Le soutien du public, très présent pour l'acclamer en bas du podium, a particulièrement touché Bezzechi : "C'était incroyable. Pour être totalement honnête, les deux derniers tours étaient durs, parce que du coin de l'œil, j'ai commencé à voir que tout le monde m'encourageait et bougeait dans les tribunes et sur l'herbe. C'était dur de rester concentré mais après, en passant la ligne d'arrivée, c'était incroyable."

"Kimi [Antonelli, qui agitait le drapeau à damier] est un grand ami, on s'est rapprochés depuis trois ans. C'est incroyable qu'il soit là. Mon casque [en hommage à Alex Zanardi], je le voulais vraiment. C'est une journée importante parce que c'est un message important pour moi et pour tous les Italiens."

"Sur le podium, voir toute la ligne droite remplie de monde, avec mes drapeaux, les cornes de brume… La foule était incroyable, ils suivaient mes mouvements. Je me suis senti comme une superstar ! Je sens que je fais partie de cette foule, parce qu'il n'y a pas beaucoup d'années,  j'étais parmi eux. C'est pour ça que ça signifie tant pour moi."
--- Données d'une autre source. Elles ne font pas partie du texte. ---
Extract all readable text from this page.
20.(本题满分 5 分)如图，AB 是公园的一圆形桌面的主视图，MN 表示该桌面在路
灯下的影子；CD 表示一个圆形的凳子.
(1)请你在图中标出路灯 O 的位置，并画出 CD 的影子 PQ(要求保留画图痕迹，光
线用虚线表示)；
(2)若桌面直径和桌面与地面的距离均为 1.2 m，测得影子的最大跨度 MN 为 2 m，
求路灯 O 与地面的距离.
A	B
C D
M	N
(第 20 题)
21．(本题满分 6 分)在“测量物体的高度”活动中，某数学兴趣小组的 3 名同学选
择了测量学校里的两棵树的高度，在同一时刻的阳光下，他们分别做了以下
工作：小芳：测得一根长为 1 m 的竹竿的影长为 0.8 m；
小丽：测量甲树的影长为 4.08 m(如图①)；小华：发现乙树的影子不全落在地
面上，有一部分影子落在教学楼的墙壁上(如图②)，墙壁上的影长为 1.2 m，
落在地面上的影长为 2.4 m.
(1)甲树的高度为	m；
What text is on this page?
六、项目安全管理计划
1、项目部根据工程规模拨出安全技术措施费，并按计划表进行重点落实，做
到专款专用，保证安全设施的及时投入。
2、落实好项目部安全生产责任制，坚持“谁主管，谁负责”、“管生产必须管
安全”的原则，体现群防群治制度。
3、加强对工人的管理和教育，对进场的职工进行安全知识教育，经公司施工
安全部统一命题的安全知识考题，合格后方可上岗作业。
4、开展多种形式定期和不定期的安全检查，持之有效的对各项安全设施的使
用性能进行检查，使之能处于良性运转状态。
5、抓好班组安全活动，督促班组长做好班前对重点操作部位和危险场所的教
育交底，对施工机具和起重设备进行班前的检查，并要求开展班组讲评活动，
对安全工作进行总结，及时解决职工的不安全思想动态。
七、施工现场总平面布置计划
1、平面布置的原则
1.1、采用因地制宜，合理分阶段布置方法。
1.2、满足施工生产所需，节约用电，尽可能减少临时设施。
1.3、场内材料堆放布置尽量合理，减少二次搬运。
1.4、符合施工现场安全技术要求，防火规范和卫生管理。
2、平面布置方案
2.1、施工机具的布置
L'émotion est d'autant plus forte que Bezzecchi avait connu le podium en Moto3 et en Moto2 au Mugello, mais pas en MotoGP : "C'était un rêve. Tous les ans, je voyais tous les pilotes gagner ou sur le podium au Mugello et je n'y étais jamais. Je voulais vraiment y être, je me demandais comment faire. J'ai juste essayé de travailler de la meilleure façon possible, d'y croire. Ce rêve est enfin devenu réalité."

Pour la première fois, j'ai vraiment senti la pression

Pour décrocher ce résultat, Marco Bezzecchi a dû se détacher des attentes placées en lui par le public. Chaque supporter qu'il a croisé au cours des derniers jours attendait sa victoire.

"Depuis jeudi, je pensais à ça mais je ne voulais pas trop le faire, parce que ça peut devenir une obsession. C'était dur, c'était un week-end difficile parce que la pression était forte. Les supporters étaient incroyables  mais il y avait une grosse responsabilité. Tout le monde me disait 'Il faut gagner ! Vas-y, vas-y, il faut gagner, on est là pour toi !' et c'était dur."

"Pour la première fois, j'ai vraiment senti la pression. Mais j'étais aussi super motivé. J'ai reçu un soutien incroyable, il y avait un nombre incroyable de personnes, ils avaient la chair de poule en me voyant et c'était incroyable. J'ai travaillé dur pour obtenir ça. C'est un rêve qui devient réalité."